There are disadvantages, such as fewer configuration options, a lack of customization and vendor lock-in. These issues can also be troubleshooting and modifications to maintenance procedures.
The best thing about integrated drive-motor units is their ease of implementation. These units do not require wiring between the motor and drive. They can be simply "dropped" in place and connected to a control unit. This allows for faster setup, allowing a system go from blueprints into production in a shorter time.
Engineers don't have to worry about wiring inputs and outputs correctly connecting drive and motor.
There are no concerns about bipolar or unipolar wiring. Long wiring runs don't cause signal degradation.
Integrated drives are also guaranteed to work together with the motor and drive. They are guaranteed to work together because they are provided by the manufacturer. Because the curves already take into account the drive's torque-speed curves, this means less work. This means that you don't have to worry about whether or not the drive uses the correct voltages. An integrated unit with an SoC can be even simpler.

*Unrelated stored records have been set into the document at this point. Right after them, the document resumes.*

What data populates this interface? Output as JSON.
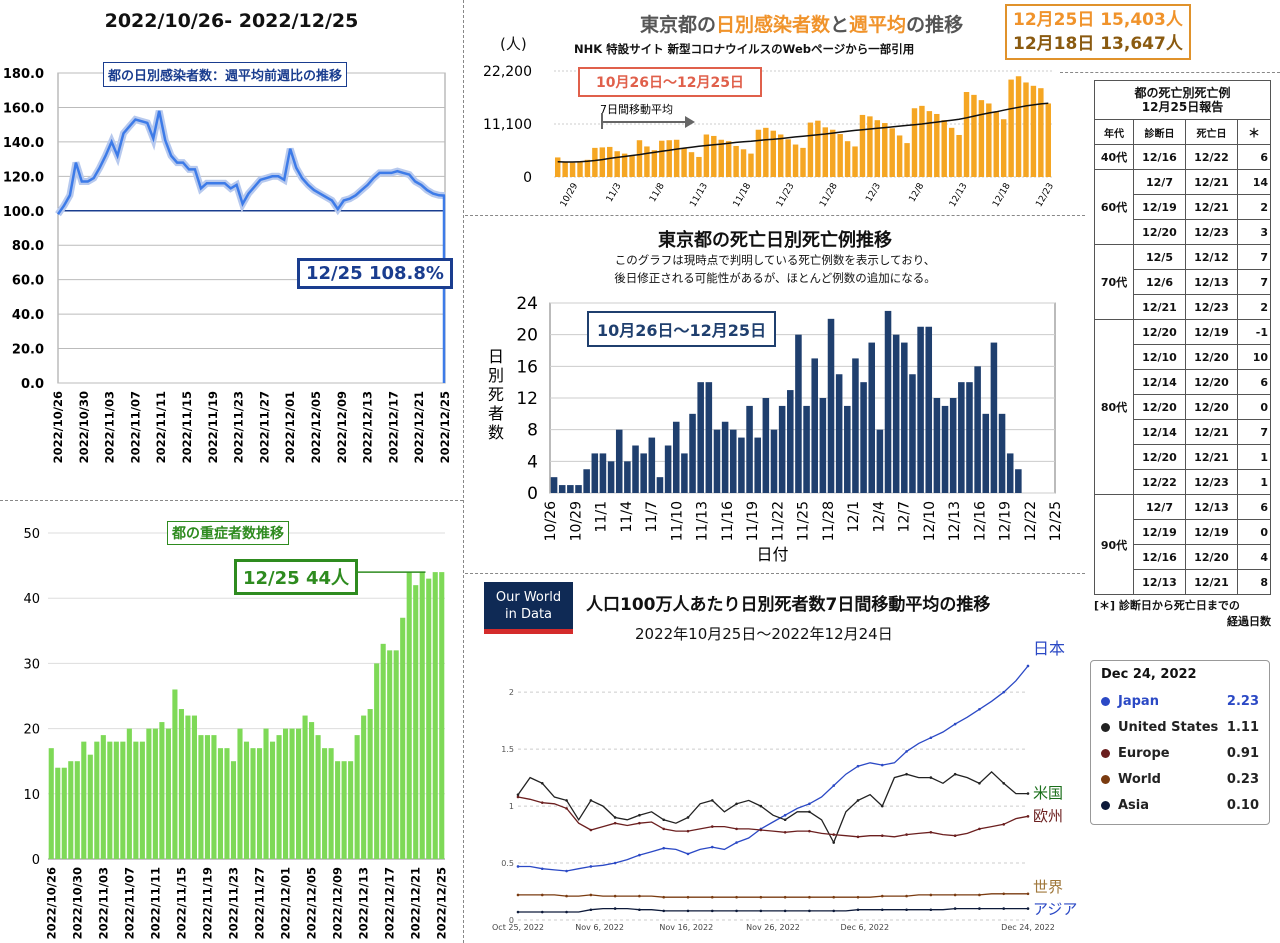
{
  "panel1": {
    "header": "2022/10/26- 2022/12/25",
    "label": "都の日別感染者数：週平均前週比の推移",
    "callout": "12/25 108.8%",
    "colors": {
      "line": "#3d7be8",
      "label": "#1a3d8f"
    }
  },
  "panel2": {
    "label": "都の重症者数推移",
    "callout": "12/25 44人",
    "colors": {
      "bar": "#7ed957",
      "label": "#2e8b1f"
    }
  },
  "panel3": {
    "title_parts": [
      "東京都の",
      "日別感染者数",
      "と",
      "週平均",
      "の推移"
    ],
    "subtitle": "NHK 特設サイト 新型コロナウイルスのWebページから一部引用",
    "unit": "(人)",
    "range_label": "10月26日〜12月25日",
    "ma_label": "7日間移動平均",
    "stat1": "12月25日 15,403人",
    "stat2": "12月18日 13,647人",
    "colors": {
      "bar": "#f5a623",
      "title_accent": "#f0932b"
    }
  },
  "panel4": {
    "title": "東京都の死亡日別死亡例推移",
    "note1": "このグラフは現時点で判明している死亡例数を表示しており、",
    "note2": "後日修正される可能性があるが、ほとんど例数の追加になる。",
    "range_label": "10月26日〜12月25日",
    "ylabel": "日別死者数",
    "xlabel": "日付",
    "colors": {
      "bar": "#1f3f6e"
    }
  },
  "panel5": {
    "logo_line1": "Our World",
    "logo_line2": "in Data",
    "title": "人口100万人あたり日別死者数7日間移動平均の推移",
    "subtitle": "2022年10月25日〜2022年12月24日",
    "series_labels": {
      "japan": "日本",
      "us": "米国",
      "europe": "欧州",
      "world": "世界",
      "asia": "アジア"
    },
    "legend": {
      "date": "Dec 24, 2022",
      "rows": [
        {
          "name": "Japan",
          "value": "2.23",
          "color": "#2b49c5"
        },
        {
          "name": "United States",
          "value": "1.11",
          "color": "#222222"
        },
        {
          "name": "Europe",
          "value": "0.91",
          "color": "#6b1f1f"
        },
        {
          "name": "World",
          "value": "0.23",
          "color": "#7a3b10"
        },
        {
          "name": "Asia",
          "value": "0.10",
          "color": "#0d1a3a"
        }
      ]
    }
  },
  "death_table": {
    "title1": "都の死亡別死亡例",
    "title2": "12月25日報告",
    "headers": [
      "年代",
      "診断日",
      "死亡日",
      "＊"
    ],
    "groups": [
      {
        "age": "40代",
        "rows": [
          [
            "12/16",
            "12/22",
            "6"
          ]
        ]
      },
      {
        "age": "60代",
        "rows": [
          [
            "12/7",
            "12/21",
            "14"
          ],
          [
            "12/19",
            "12/21",
            "2"
          ],
          [
            "12/20",
            "12/23",
            "3"
          ]
        ]
      },
      {
        "age": "70代",
        "rows": [
          [
            "12/5",
            "12/12",
            "7"
          ],
          [
            "12/6",
            "12/13",
            "7"
          ],
          [
            "12/21",
            "12/23",
            "2"
          ]
        ]
      },
      {
        "age": "80代",
        "rows": [
          [
            "12/20",
            "12/19",
            "-1"
          ],
          [
            "12/10",
            "12/20",
            "10"
          ],
          [
            "12/14",
            "12/20",
            "6"
          ],
          [
            "12/20",
            "12/20",
            "0"
          ],
          [
            "12/14",
            "12/21",
            "7"
          ],
          [
            "12/20",
            "12/21",
            "1"
          ],
          [
            "12/22",
            "12/23",
            "1"
          ]
        ]
      },
      {
        "age": "90代",
        "rows": [
          [
            "12/7",
            "12/13",
            "6"
          ],
          [
            "12/19",
            "12/19",
            "0"
          ],
          [
            "12/16",
            "12/20",
            "4"
          ],
          [
            "12/13",
            "12/21",
            "8"
          ]
        ]
      }
    ],
    "footnote1": "[＊] 診断日から死亡日までの",
    "footnote2": "経過日数"
  },
  "chart_data": [
    {
      "id": "ratio",
      "type": "line",
      "ylim": [
        0,
        180
      ],
      "yticks": [
        0.0,
        20.0,
        40.0,
        60.0,
        80.0,
        100.0,
        120.0,
        140.0,
        160.0,
        180.0
      ],
      "x_tick_labels": [
        "2022/10/26",
        "2022/10/30",
        "2022/11/03",
        "2022/11/07",
        "2022/11/11",
        "2022/11/15",
        "2022/11/19",
        "2022/11/23",
        "2022/11/27",
        "2022/12/01",
        "2022/12/05",
        "2022/12/09",
        "2022/12/13",
        "2022/12/17",
        "2022/12/21",
        "2022/12/25"
      ],
      "reference": 100.0,
      "values": [
        98,
        103,
        109,
        128,
        117,
        117,
        119,
        125,
        132,
        140,
        132,
        145,
        149,
        153,
        152,
        151,
        142,
        158,
        141,
        132,
        128,
        128,
        124,
        124,
        113,
        116,
        116,
        116,
        116,
        113,
        115,
        104,
        110,
        114,
        118,
        119,
        120,
        120,
        118,
        136,
        125,
        119,
        115,
        112,
        110,
        108,
        106,
        101,
        106,
        107,
        109,
        112,
        115,
        119,
        122,
        122,
        122,
        123,
        122,
        121,
        117,
        115,
        112,
        110,
        109,
        108.8
      ]
    },
    {
      "id": "severe",
      "type": "bar",
      "ylim": [
        0,
        50
      ],
      "yticks": [
        0,
        10,
        20,
        30,
        40,
        50
      ],
      "x_tick_labels": [
        "2022/10/26",
        "2022/10/30",
        "2022/11/03",
        "2022/11/07",
        "2022/11/11",
        "2022/11/15",
        "2022/11/19",
        "2022/11/23",
        "2022/11/27",
        "2022/12/01",
        "2022/12/05",
        "2022/12/09",
        "2022/12/13",
        "2022/12/17",
        "2022/12/21",
        "2022/12/25"
      ],
      "values": [
        17,
        14,
        14,
        15,
        15,
        18,
        16,
        18,
        19,
        18,
        18,
        18,
        20,
        18,
        18,
        20,
        20,
        21,
        20,
        26,
        23,
        22,
        22,
        19,
        19,
        19,
        17,
        17,
        15,
        20,
        18,
        17,
        17,
        20,
        18,
        19,
        20,
        20,
        20,
        22,
        21,
        19,
        17,
        17,
        15,
        15,
        15,
        19,
        22,
        23,
        30,
        33,
        32,
        32,
        37,
        44,
        42,
        44,
        43,
        44,
        44
      ],
      "callout_value": 44
    },
    {
      "id": "infections",
      "type": "bar",
      "ylim": [
        0,
        22200
      ],
      "yticks": [
        0,
        11100,
        22200
      ],
      "x_tick_labels": [
        "10/29",
        "11/3",
        "11/8",
        "11/13",
        "11/18",
        "11/23",
        "11/28",
        "12/3",
        "12/8",
        "12/13",
        "12/18",
        "12/23"
      ],
      "values": [
        4100,
        3200,
        3000,
        3300,
        3600,
        6100,
        6200,
        6300,
        5400,
        4900,
        4500,
        7700,
        6400,
        5600,
        7600,
        7700,
        7800,
        6000,
        5200,
        4200,
        8900,
        8600,
        7800,
        7500,
        6500,
        5800,
        4900,
        9900,
        10300,
        9700,
        8900,
        7900,
        6800,
        6100,
        11400,
        11800,
        10400,
        9900,
        9000,
        7500,
        6400,
        13000,
        12700,
        11900,
        11300,
        10200,
        8700,
        7100,
        14400,
        14900,
        13800,
        13200,
        11900,
        10300,
        8800,
        17800,
        17200,
        16100,
        15400,
        13700,
        12100,
        20400,
        21100,
        19800,
        19100,
        18600,
        15403
      ],
      "ma": [
        3200,
        3150,
        3150,
        3200,
        3300,
        3450,
        3650,
        3900,
        4100,
        4300,
        4500,
        4700,
        4950,
        5150,
        5400,
        5600,
        5850,
        6050,
        6250,
        6450,
        6600,
        6750,
        6900,
        7050,
        7250,
        7400,
        7500,
        7650,
        7800,
        7900,
        8050,
        8200,
        8400,
        8550,
        8700,
        8850,
        9000,
        9200,
        9400,
        9600,
        9750,
        9900,
        10050,
        10200,
        10350,
        10500,
        10650,
        10800,
        10950,
        11100,
        11300,
        11500,
        11700,
        11900,
        12100,
        12400,
        12750,
        13100,
        13400,
        13647,
        14000,
        14300,
        14600,
        14900,
        15100,
        15300,
        15450
      ]
    },
    {
      "id": "deaths",
      "type": "bar",
      "ylim": [
        0,
        24
      ],
      "yticks": [
        0,
        4,
        8,
        12,
        16,
        20,
        24
      ],
      "x_tick_labels": [
        "10/26",
        "10/29",
        "11/1",
        "11/4",
        "11/7",
        "11/10",
        "11/13",
        "11/16",
        "11/19",
        "11/22",
        "11/25",
        "11/28",
        "12/1",
        "12/4",
        "12/7",
        "12/10",
        "12/13",
        "12/16",
        "12/19",
        "12/22",
        "12/25"
      ],
      "values": [
        2,
        1,
        1,
        1,
        3,
        5,
        5,
        4,
        8,
        4,
        6,
        5,
        7,
        2,
        6,
        9,
        5,
        10,
        14,
        14,
        8,
        9,
        8,
        7,
        11,
        7,
        12,
        8,
        11,
        13,
        20,
        11,
        17,
        12,
        22,
        15,
        11,
        17,
        14,
        19,
        8,
        23,
        20,
        19,
        15,
        21,
        21,
        12,
        11,
        12,
        14,
        14,
        16,
        10,
        19,
        10,
        5,
        3,
        0,
        0,
        0,
        0
      ]
    },
    {
      "id": "owid",
      "type": "line",
      "ylim": [
        0,
        2.3
      ],
      "yticks": [
        0,
        0.5,
        1,
        1.5,
        2
      ],
      "ytick_labels": [
        "0",
        "0.5",
        "1",
        "1.5",
        "2"
      ],
      "x_tick_labels": [
        "Oct 25, 2022",
        "Nov 6, 2022",
        "Nov 16, 2022",
        "Nov 26, 2022",
        "Dec 6, 2022",
        "Dec 24, 2022"
      ],
      "series": [
        {
          "name": "Japan",
          "values": [
            0.47,
            0.47,
            0.45,
            0.44,
            0.43,
            0.45,
            0.47,
            0.48,
            0.5,
            0.53,
            0.57,
            0.6,
            0.63,
            0.62,
            0.58,
            0.62,
            0.64,
            0.62,
            0.68,
            0.72,
            0.8,
            0.86,
            0.92,
            0.98,
            1.02,
            1.08,
            1.18,
            1.28,
            1.35,
            1.38,
            1.36,
            1.38,
            1.48,
            1.55,
            1.6,
            1.65,
            1.72,
            1.78,
            1.85,
            1.92,
            2.0,
            2.1,
            2.23
          ]
        },
        {
          "name": "United States",
          "values": [
            1.1,
            1.25,
            1.2,
            1.08,
            1.05,
            0.88,
            1.05,
            1.0,
            0.9,
            0.88,
            0.92,
            0.95,
            0.88,
            0.85,
            0.9,
            1.02,
            1.05,
            0.95,
            1.02,
            1.05,
            1.0,
            0.92,
            0.88,
            0.95,
            0.95,
            0.88,
            0.68,
            0.95,
            1.05,
            1.1,
            1.0,
            1.25,
            1.28,
            1.25,
            1.25,
            1.2,
            1.28,
            1.25,
            1.2,
            1.3,
            1.2,
            1.11,
            1.11
          ]
        },
        {
          "name": "Europe",
          "values": [
            1.08,
            1.06,
            1.03,
            1.02,
            0.98,
            0.85,
            0.79,
            0.82,
            0.85,
            0.83,
            0.85,
            0.86,
            0.8,
            0.78,
            0.78,
            0.8,
            0.82,
            0.82,
            0.8,
            0.8,
            0.79,
            0.78,
            0.77,
            0.78,
            0.78,
            0.76,
            0.75,
            0.74,
            0.73,
            0.74,
            0.74,
            0.73,
            0.75,
            0.76,
            0.77,
            0.75,
            0.74,
            0.76,
            0.8,
            0.82,
            0.84,
            0.89,
            0.91
          ]
        },
        {
          "name": "World",
          "values": [
            0.22,
            0.22,
            0.22,
            0.22,
            0.21,
            0.21,
            0.22,
            0.21,
            0.21,
            0.21,
            0.21,
            0.21,
            0.2,
            0.2,
            0.2,
            0.2,
            0.2,
            0.2,
            0.2,
            0.2,
            0.2,
            0.2,
            0.2,
            0.2,
            0.2,
            0.2,
            0.2,
            0.2,
            0.2,
            0.2,
            0.21,
            0.21,
            0.21,
            0.22,
            0.22,
            0.22,
            0.22,
            0.22,
            0.22,
            0.23,
            0.23,
            0.23,
            0.23
          ]
        },
        {
          "name": "Asia",
          "values": [
            0.07,
            0.07,
            0.07,
            0.07,
            0.07,
            0.07,
            0.09,
            0.1,
            0.1,
            0.1,
            0.09,
            0.09,
            0.08,
            0.08,
            0.08,
            0.08,
            0.08,
            0.08,
            0.08,
            0.08,
            0.08,
            0.08,
            0.08,
            0.08,
            0.08,
            0.08,
            0.08,
            0.08,
            0.09,
            0.09,
            0.09,
            0.09,
            0.09,
            0.09,
            0.09,
            0.09,
            0.1,
            0.1,
            0.1,
            0.1,
            0.1,
            0.1,
            0.1
          ]
        }
      ]
    }
  ]
}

The SoC can handle most control operations. The combined unit can also connect to other units, which is particularly useful for the Internet of Things.
This setup has one major drawback: it is not flexible enough to be customized and implemented in a way that suits your needs. The drive-motor combination is one unit so it works only for certain applications. If the driver needs to be changed, but the motor works fine or vice versa, it is impossible to replace the entire unit.
Because manufacturers don't have the same level of optimization or specialization for individual components that are available in integrated units, customization is limited. Any unique or unusual requirements cannot be met by a system.
Additionally, if more than one drive is required, but not all motors, integrated drives add unnecessary redundancy to the system. Other drawbacks include vendor lock in and changes to maintenance procedures. It may be difficult to determine if a fault is caused by the motor or drive.